Most people managing diabetes are focused on the numbers they can measure: blood sugar readings, A1C levels, medication schedules. What is harder to track is what is happening inside your eyes. Diabetes does not just affect how your body processes sugar. It affects every blood vessel in your body, and nowhere are those vessels smaller or more vulnerable than in the retina at the back of your eye.

The difficult reality is that diabetic eye disease is often difficult to identify. You can have significant changes happening in your retina right now and have no symptoms at all. That is why, at Southside Medical Center, our optometry team treats the annual diabetic eye exam not as a routine checkbox but as one of the most important tools in your diabetes care.

How High Blood Sugar Damages Your Eyes

Over time, elevated blood glucose weakens and damages the tiny capillaries that supply blood to your retina, the light-sensitive tissue that lines the back of your eye and makes vision possible. When those vessels are damaged, they can leak, swell or grow in abnormal patterns. The result is a group of conditions collectively called diabetic eye disease, and they are more widespread than most patients realize. 

The Three Eye Conditions People with Diabetes Need to Know

Diabetes raises your risk for several distinct eye conditions, and they do not all work the same way. Some affect the retina, some affect the lens and some affect the optic nerve. What they share is a tendency to develop without warning signs, which makes understanding them worthwhile even before you have any reason to be concerned.

Diabetic Retinopathy

Diabetic retinopathy is the most common complication of diabetes and the leading cause of vision loss among working-age adults in the U.S. According to the CDC, About one in four people living with diabetes in the United States have it, and the number of adults over 40 affected has more than doubled since 2004. 

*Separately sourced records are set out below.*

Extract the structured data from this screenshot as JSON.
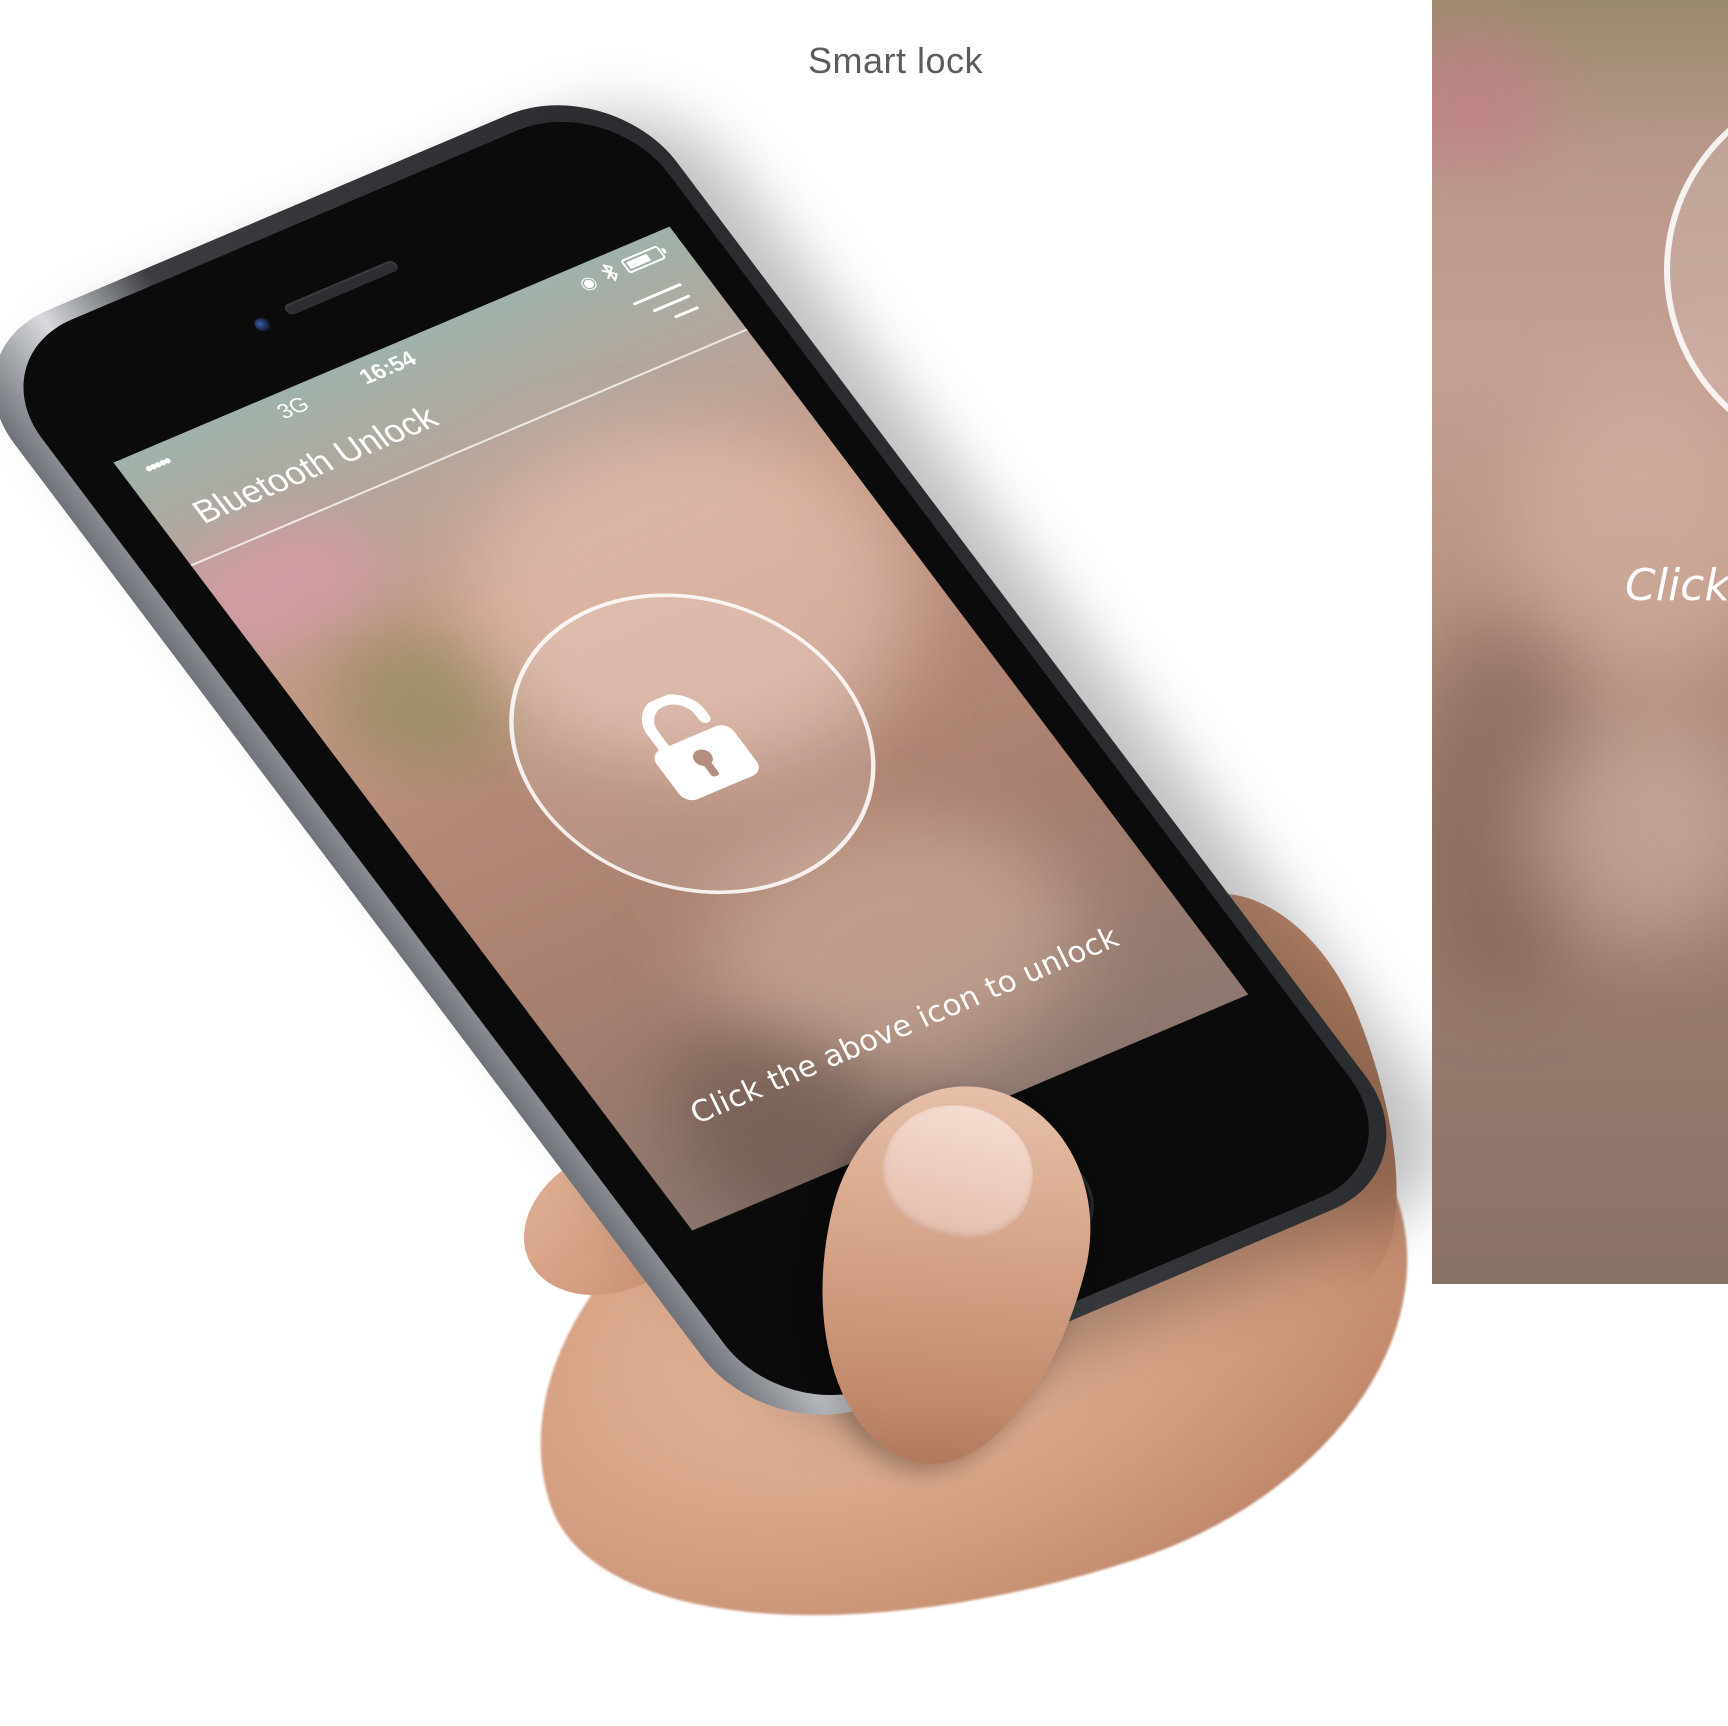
{
  "caption": "Smart lock",
  "status_bar": {
    "signal": "•••••",
    "network": "3G",
    "time": "16:54",
    "battery_level": 0.7
  },
  "nav": {
    "title": "Bluetooth Unlock"
  },
  "lock": {
    "state": "unlocked"
  },
  "hint": "Click the above icon to unlock",
  "zoom_panel": {
    "hint_fragment": "Click"
  },
  "colors": {
    "accent": "#ffffff",
    "caption": "#5c5c5c"
  }
}
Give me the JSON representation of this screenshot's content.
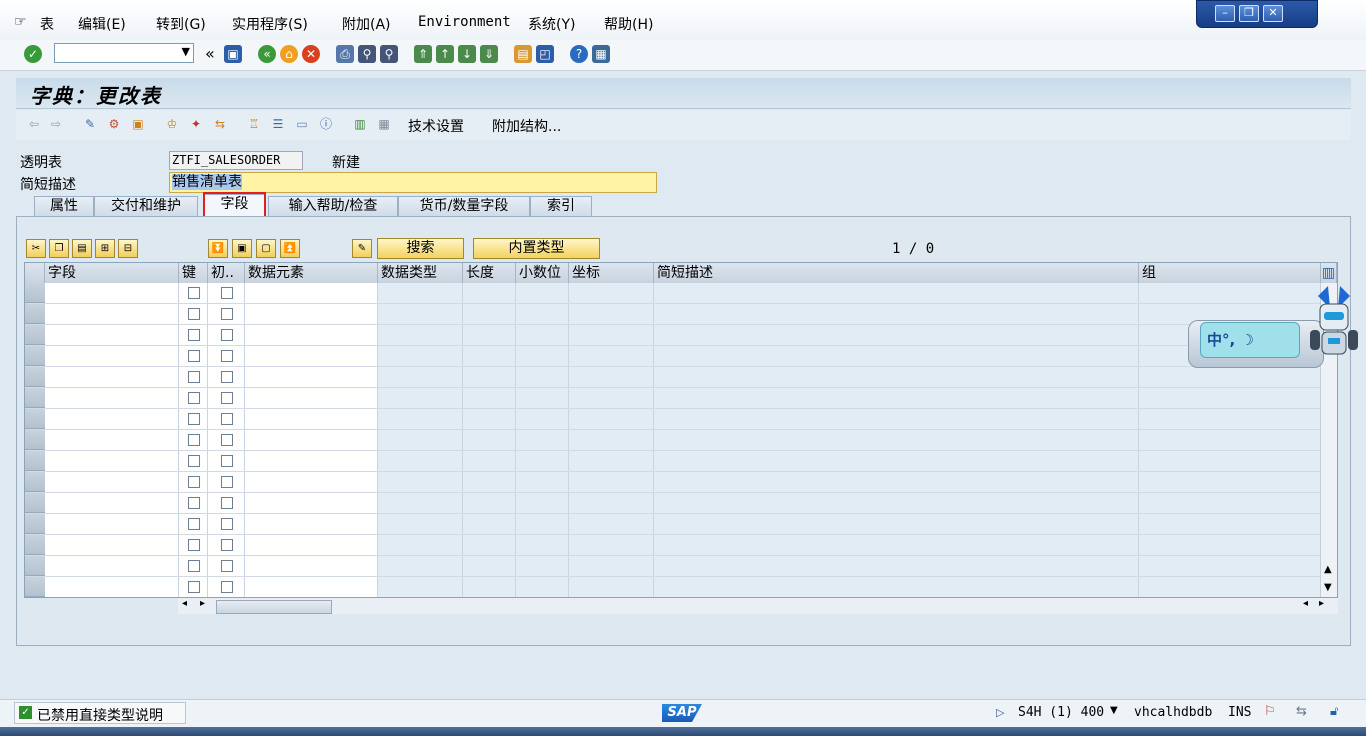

It develops when damaged retinal blood vessels begin to leak fluid or bleed. In later stages, the eye grows new blood vessels to compensate, but these tend to be fragile and can cause scarring or retinal detachment. In the early stages, there are typically no symptoms. By the time vision changes are noticeable, the disease has often already progressed.

Cataracts

People with diabetes develop cataracts at higher rates and at younger ages than people without the condition. Cataracts are a clouding of the eye’s natural lens. Researchers believe that elevated blood sugar causes deposits to build up in the lens over time, accelerating the clouding process that would otherwise be associated with normal aging.

Glaucoma

The relationship between diabetes and glaucoma is one that deserves more attention. According to the CDC, people with diabetes are twice as likely to develop open-angle glaucoma, the most common form of the disease. Glaucoma develops when pressure inside the eye damages the optic nerve, and it can progress gradually for years without producing noticeable symptoms.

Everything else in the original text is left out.